– Я забыл о своем… – рассказывал Виктор Алексеевич, – сердце мое расплавилось, и загорелось во мне желание утешить, спасти это юное существо, которому что-то угрожало. Я тогда подумал, что ее обесчестили… растоптали, и я присутствую при живой человеческой трагедии, и в моей власти эту трагедию разрешить. Подумайте: глухая ночь, на Тверском бульваре, и одинокая девушка, рыдает! Мог ли я пройти мимо?
Он продолжал успокаивать ее, предлагал проводить ее до дому. Захлебываясь, от слез, выдавливая толчками слова, – «совсем, как обиженный ребенок!» – она несвязно выговорила: «У меня… не… куда… идти…» Он сказал, что оставаться ночью на улице ей нельзя, ее заберут в квартал, каждый человек должен иметь хоть какой-нибудь кров, что, наконец, он может нанять ее в прислуги, и ему очень нужна прислуга, он совершенно одинокий, а ему надо по хозяйству, у него служба, книги, и… – пусть только ему поверит, у него никакой задней мысли, и не надо обращать внимания на предрассудки. Он не раздумывал, понятно ли ей все то, что он насказал так страстно.
А он именно «страстно» уговаривал, – вспоминал; Дарья Ивановна, – «так уговаривал, что мне думаться стало и страх на меня напал». Он говорил ей с жаром, с восторгом даже.
– Да, с восторгом! – рассказывал Виктор Алексеевич. – Все идеальнейшее, что жило во мне когда-то… – оно никогда и не умирало! – во мн проснулось. Я почувствовал, как во мне оживает отмиравшее, задавленное «анализом», как пустота заполняется… как бы краны какие-то открылись, и хлынуло!.. Заполнилась этой вот незнакомой девушкой, «несчастной», о которой я еще ничего не знал. Плач ее, прерывавшийся детски голос сказали мне
Она перестала плакать, доверилась. Сказала – «как батюшке на духу сказала, так я уверилась», – что она золотошвейка, от Канителева, с Малой Бронной, с семи лет все золотошвейка, стала уж мастерица, что определила ее тетка, а теперь сирота она… что Канителиха тоже померла недавно, и теперь от хозяина нет житья, проходу не дает… всех мастериц на «Вербу» отпустил, на гулянье, а ее оставил, приставать стал… заперлась от него в чулане… до ужина еще вырвалась в чем была, все сидела, дрожала на бульваре.

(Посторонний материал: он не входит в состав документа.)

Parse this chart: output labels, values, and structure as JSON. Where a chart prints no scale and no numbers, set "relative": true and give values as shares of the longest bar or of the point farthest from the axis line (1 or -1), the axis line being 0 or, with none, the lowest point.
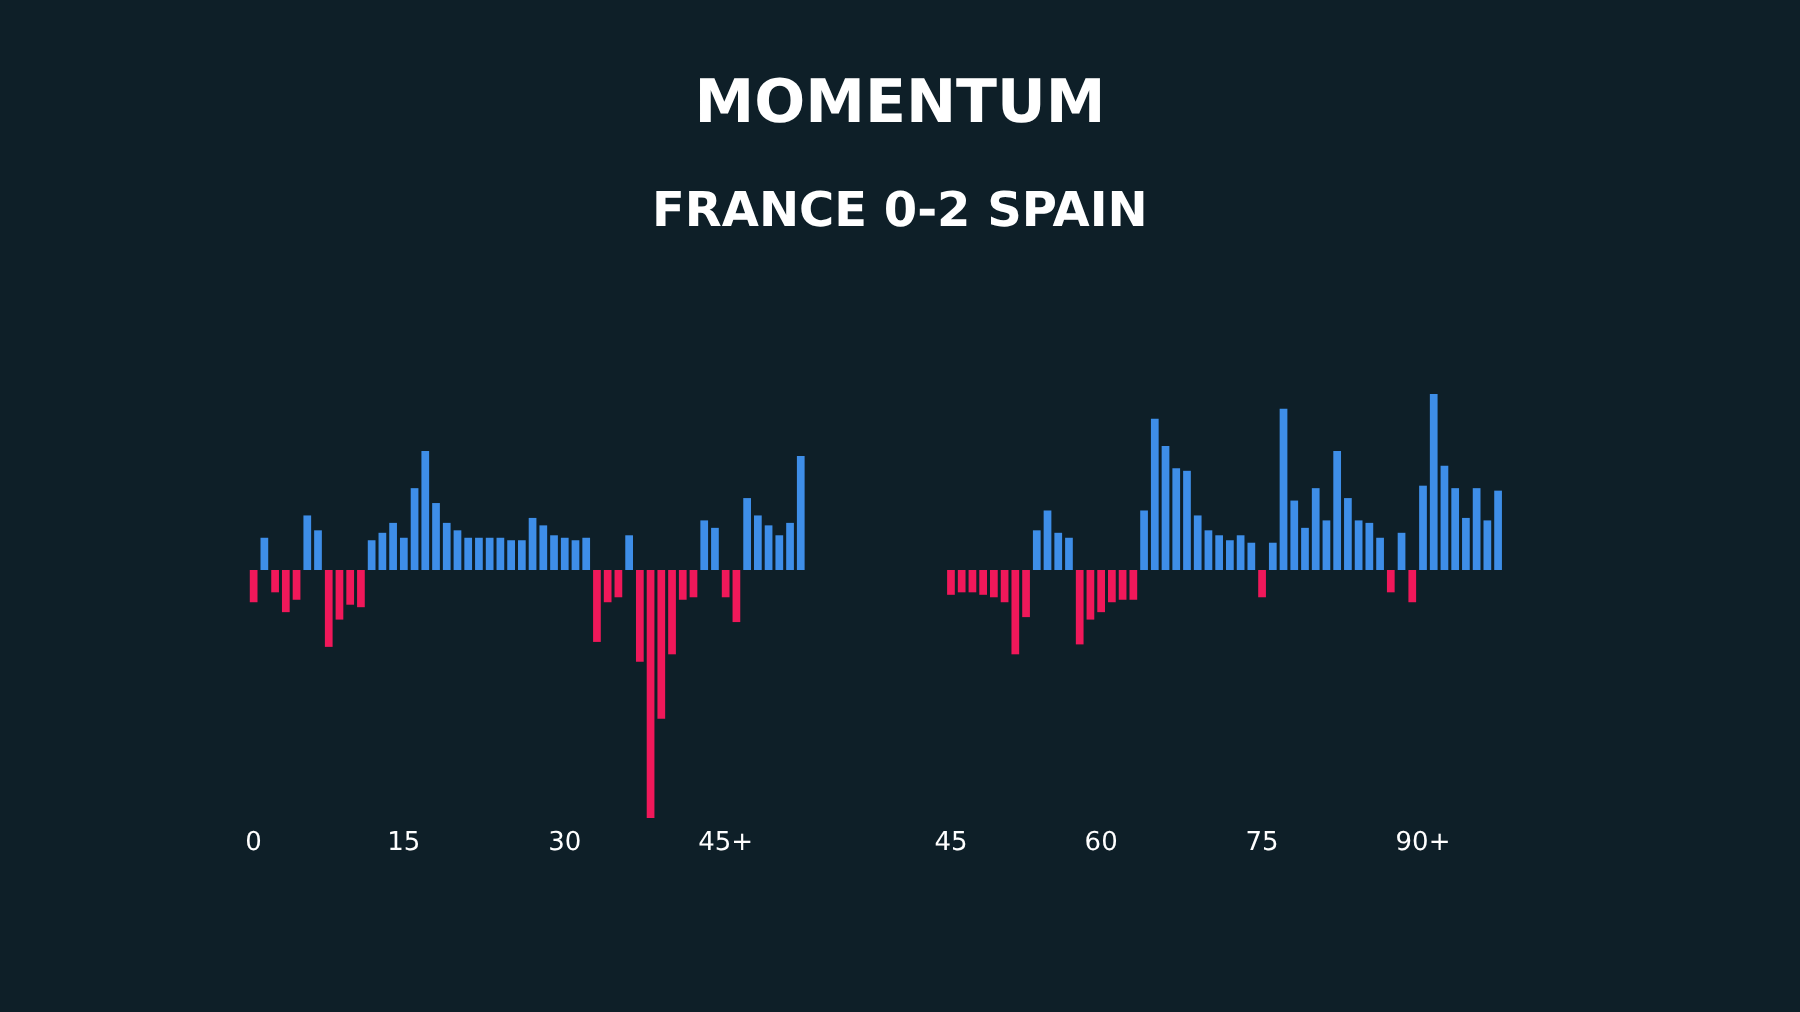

Он узнал, что не к кому ей идти, только матушка Агния ее жалеет, монахиня в Страстном, знакомая теткина… лоскутки ей носит, матушке Агнии, а она одеяла шьет… что теперь бы с радостью в монастырь укрылась, а матушка Агния может похлопотать, только все ее деньги у хозяина, семьдесят рублей, и паспорт, а монастырь богатый, так не берут, вот она и сколачивала на вклад, двести рублей желает матушка Ираида, казначея… что, может, возьмут за личико, все-таки не урод она… матушка игуменья с чистым личиком очень охотно принимает, для послушания… и голос у нее напевный, в крылошанки сгодиться может… головщица с правого крылоса матушка Руфина не откажет, матушка Агния попросит… что святые врата закрыты, и она ждет заутрени: как ударят – тогда отворят.
Он слушал этот путаный полудетский лепет, в котором еще дрожали слезы, но сквозила и детская надежда, когда она говорила; «Матушка Агния попросит». Говорила с особенной лаской, нежно: «А-гния», со вздохом. Он так же ласково, невольно перенимая тон, как говорят с детьми взрослые, радуясь, что не случилось «непоправимого», сказал ей, что все устроится, что, конечно, матушка «А-гния попросит, и двести рублей найдутся…» – и тут, в стороне Страстного, вправо от них, ударили. «Пускают»… – сказала она робко и встала, чтобы идти на звон. Но он удержал ее.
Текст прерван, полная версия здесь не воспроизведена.